My creatinine and Cystatin-C levels move around quite a bit depending on how much I am drinking (which can be a lot) and how much Sodium and Potassium I am supplementing (which can be a lot).
What I think is happening is that the kidneys have a standard function available and prioritise different tasks in various ways. If you increase the amount of Potassium or Sodium to be excreted that takes a priority over creatinine or Cystatin-C processing. (it may for example be a demand on ATP for this in some way). Hence the potential kidney function itself is not changing, but the biomarkers are.
Other biomarkers I look at for kidney function are Urea and Urate. Urate, however, varies a lot anyway.
At the moment I am trying to get an ideal balance between cation supplementation and kidney markers. This is so I can supplement with a high level of citrate, but have good results on the kidney biomarkers.
After an acute kidney injury at age 70, my GFR pegged at 16 for eight or nine months. My nephs told me to prepare myself for dialysis. I told them, “No way. I’d rather die.” But then, quite unexpectedly, my GFR jumped to 24. That was seven years ago. It is now around 40. And I am not unique. .
If the cause of CKD is hypertension, then the progression of the disease will be arrested or reversed in about five percent of cases. Lucky me. Of course, I contributed to my own cause by strictly adhering to the renal diet. I’m now taking SS-31, which I hope will have an even more salubrious effect on the kidneys.
Date of Testing 5/20/24
Age 54
Weight 98.5 pounds
Height 5’1
Creatinine 0.85
eGFR 81 (per lab)
Minimally processed omnivore diet/take creatine most days
No alcohol or tobacco
Rapa 1.5 years
Based on: “Recommendation 3.4.1: We suggest that adults with high BP and CKD be treated with a target systolic blood pressure (SBP) of <120 mm Hg, when tolerated, using standardized office BP measurement (2B).” (see page S212)
120 mm Hg in “office BP” means 115 mm Hg using 24h ABPM (source).
People with an eGFR that normally falls between 60 and 89 that isn’t explained by advanced age may wish to have a uACR test done to screen for early kidney disease. An eGFR in this range in someone who isn’t elderly can be normal, but it’s generally thought of as a gray area or watch zone. So the uACR test can help to screen people in this zone for evidence of early CKD. An ordinary dipstick urinalysis may not be sensitive enough.

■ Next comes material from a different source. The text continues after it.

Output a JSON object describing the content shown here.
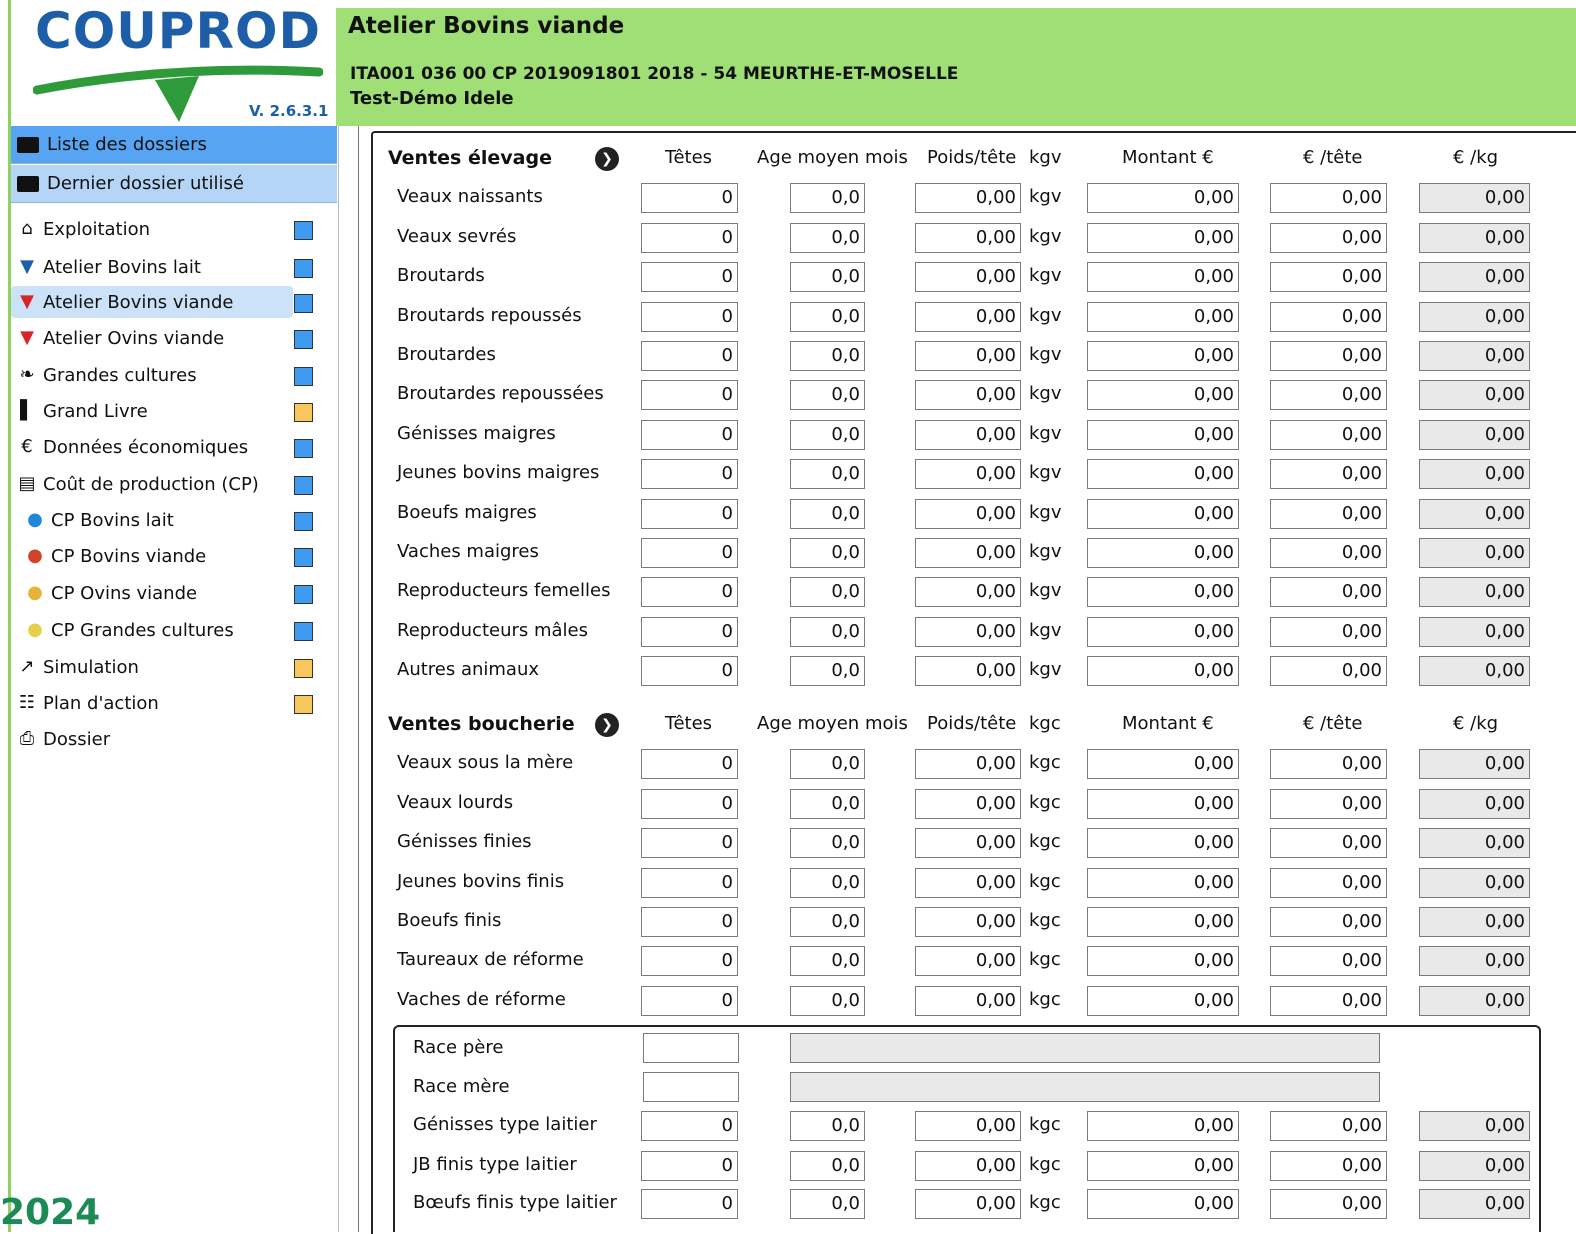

I’d encourage everyone to bypass the eGFR (it fluctuates a lot day to day and less useful if you carry more muscle mass) and get their Cystatin C tested instead.
The problem isn’t eGFR per se. The problem is the inaccurate eGFR on the lab report, which is just inversely correlated with serum creatinine.
I had to explain all this to my primary care physician when I bulked up significantly, because she was convinced I was on the verge of kidney failure, and I was like “I did some reading. Please order cystatin C.” Then you can calculate your eGFR yourself using both datapoints. My cystatin-C only eGFR is nearly 2x my creatinine-only eGFR.
eGFR: 94 as of August 2024
age 70
Male
I haven’t started rapamycin yet but would like to soon. I was using compounded rapamycin and had several blood tests, each of which showed rapamycin below measurable levels, so I consider that as “haven’t started yet”. The multiple blood tests were of variations such as putting the compounded rapamycin capsule in other types of capsules including those advertised as acid-resistant, mixing rapamycin with a penetration enhancer and applying to skin, and dissolving under tongue.
My eGFR was not previously that high. I wonder if it’s higher this year because I started taking enzymes or apple cider vinegar.
Diet: no beef or pork. I probably don’t get enough protein.